In tune with life and land

Tari JeffersManjimup-Bridgetown Times
After a lifetime of music, Quinninup resident Tom Chvojka spends his days immersed in it and his other passion, the environment.
Camera IconAfter a lifetime of music, Quinninup resident Tom Chvojka spends his days immersed in it and his other passion, the environment. Credit: Manjimup-Bridgetown Times

From a concert pianist in Prague to a luthier and environmentalist in Quinninup, Tom Chvojka has made great changes in his life.

Tom learnt piano from a young age with his brother, but the reason he continued and his brother did not was because he had the patience to practice.

He showed unusual talent as a pianist in his early teens, which culminated in him winning the national piano competition in Prague in 1965 when he was 16.

“It was a special piece to me, my uncle loved that piece as well,” he said.

“It was Rachmaninoff’s Prelude in C Sharp Minor.”

He studied at the Prague Conservatorium of Music until his family immigrated to Australia for political reasons after the invasion of the Soviet Army.

Tom completed his studies at the New South Wales Conservatorium of Music, where he gained his Diploma of the State Conservatorium of Music and Licentiate in Music Australia.

In 1971, he won the Open Championships of the Sydney Eisteddfod, after which he became an active performer and a piano teacher.

After settling in WA more than 30 years ago, he became an Australian Music Examinations Board examiner and also joined the Western Australian Music Association, of which he became president for one year.

Tom has gifted the Lower South West with his playing on many occasions, including the annual Pemberton’s Got Talent, the official opening of the Sandra Donovan Sound Shell and the Cherry Festival Long Table Lunch. Tom’s shift to the Lower South West began with him purchasing a hobby farm in Bridgetown but it was too big.

“The main reason we bought that was really for environmental reasons,” he said.

“We were just keen to help the environment a little bit and we planted trees there. Some of those were part of a plantation, but most of them were permanent plantings and it’s still there.”

Tom and his wife put the Bridgetown property and their property in Perth both on the market at the same time and decided whichever sold first, they would live in the other house.

“But we sold them both and suddenly we had nowhere to live,” he said.

So after selling the properties about 13 years ago, they decided to move to a vacant block in Quinninup.

“We thought it would be a great place for a semi-retirement,” Tom said.

“We went straight into trees again and planted an arboretum.

“We also have about 40 acres of native forest, which also takes looking after.”

Tom takes great care in fuel reduction on his property to lessen the impact on the flora and fauna living in the forest.

“We do the fuel reduction manually here to make sure we don’t destroy anything living in the forest,” he said.

“It gives me a lot of pleasure and a lot of self-satisfaction.”

Tom said there was no money to be made on the care of the native forest but he did not mind.

One way Tom makes money is as luthier, which is a repairer of string instruments.

His path to becoming a luthier began as a teenager when he fixed up his late father’s violins to be sold.

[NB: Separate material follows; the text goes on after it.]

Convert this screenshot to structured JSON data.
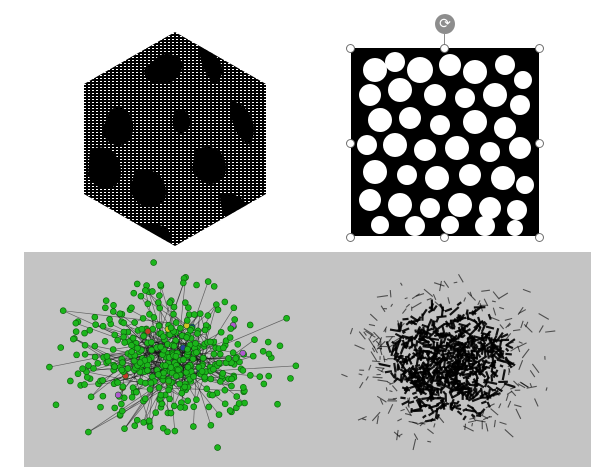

This skill was later reignited when he repaired a violin for his son after being unhappy with the quality of the store he had taken it to.

“My first big job in WA was fixing a double bass for a leader of Western Australia Symphony Orchestra, it had fallen off the stage,” Tom said.

It snowballed from that first job and Tom has now built up a steady clientele.

“I love everything about fixing instruments,” he said.

At the moment Tom is fixing a cello that had broken off its front and the neck snapped off.

It will be 50 to 70 hours of work, but like everything he is passionate about in his life, it will be done with great patience.